O dia se desenrolava e o gato branco, recém chegado na nova casa, miava insistentemente para o relógio do rei que lhe dava o nome. Elvis, o relógio de parede, ficava no meu quarto, logo por cima da vastidão de minha cama. Tic-taqueava como presente de uma querida amiga. Achei engraçado o gato miando pro chará. Logo catei o bichinho pelo braço e o afastei do quarto para que não atrapalhasse minha leitura. Passados dois segundos, Elvis voltou a plenos pulmões. Subiu na cabeceira da cama, vidrado no relógio. Ri-me, perguntei-lhe o motivo daquilo, ele nem me olhou. Renovei a tentativa de removê-lo, que ele logo tratou de fazer falhar. Não parava de miar, alto, concentrado, como que preso por um fio invisível. Estranhei, finalmente. Larguei mão, acabei por me mudar de cômodo e deixei os Elvis na companhia um do outro. Fui dormir depois da meia noite.

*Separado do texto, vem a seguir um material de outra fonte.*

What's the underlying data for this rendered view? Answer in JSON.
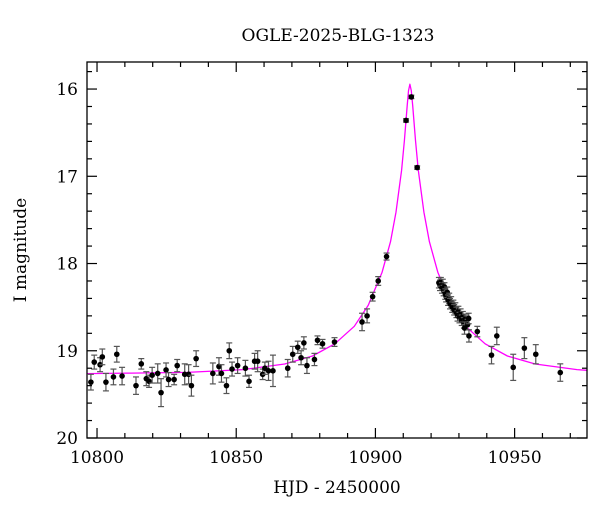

Acordei, saí do quarto, encontrei minha mãe tomando café e lendo jornal. Ela logo me veio: filha, sabe o porquê de o Elvis estar miando pro teu relógio daquele jeito ontem? Porque, eu quis saber. Era aniversário de morte do rei. Meu gato nunca mais miou praquele relógio.

O que não cabe mais

Fazia alguns dias de noite que o Sol não ousava interromper para reluzir a neve. Nesses dias em que o mundo era inacessível, o lá fora respirava para dentro como um animal fadigado do tempo. O rapaz fragilmente magro que ali se habitava só movimentava seu corpo até onde seus próprios limites o encorajavam; o ar já não mais pertencia ao ambiente. Era sábado, possivelmente quarta-feira, não conseguia decidir-se. Seus poucos fios brancos - oriundos de trauma, não de velhice - pendiam por cima de seus olhos pesados. Há seis meses aquela casa lhe reservava seus cômodos confortavelmente fugidios. Num efeito reverso, pela primeira vez o conforto produzia um crescente incômodo quase com tom de conformismo. O limiar entre dormir e acordar estava fosco, ambos o sonho e a realidade eram como olhos fechados, como vozes emudecidas. Caminhava pelo chão frio sem perceber-lhe a frieza para comprovar a fuga covarde de todos os sentidos. Suas meias lhe saiam dos pés de propósito, movidas por uma entidade zombeteira. Os móveis o atravessavam com a mesma facilidade com a qual atravessariam o vazio. O rapaz já não tinha vontades. Sentia-se como um espectro invisível de algo que um dia existiu, mas que não mais relaciona manifestações vitais à própria vida. Quando tentava escrever, seus dedos cochichavam lentamente: não cabemos mais em suas mãos. Os horizontes das janelas eram as cortinas, e o além-mar os quadros envelhecidos na parede. Alguma coisa comprimia a existência contra sua própria pele. A fragilidade do rapaz estava prestes a romper com o que lhe impedia de ser lodo, romper com o que a separava dos bichos da terra. Os estalidos da escada estavam obrigando-o a transpor suas veias em carnes, suas carnes em ossos, seus ossos em pó. Seu corpo se arrastava para o fim do corredor. Precisava ir de encontro com o mundo bruto e não-lapidado que o excluía. Tropeçou. Escorregou em si mesmo. Rolou pela escada, que o engoliu e cuspiu seu esqueleto amarelado. A vergonha encardida do rapaz magro foi o que restou do confinamento de um homem.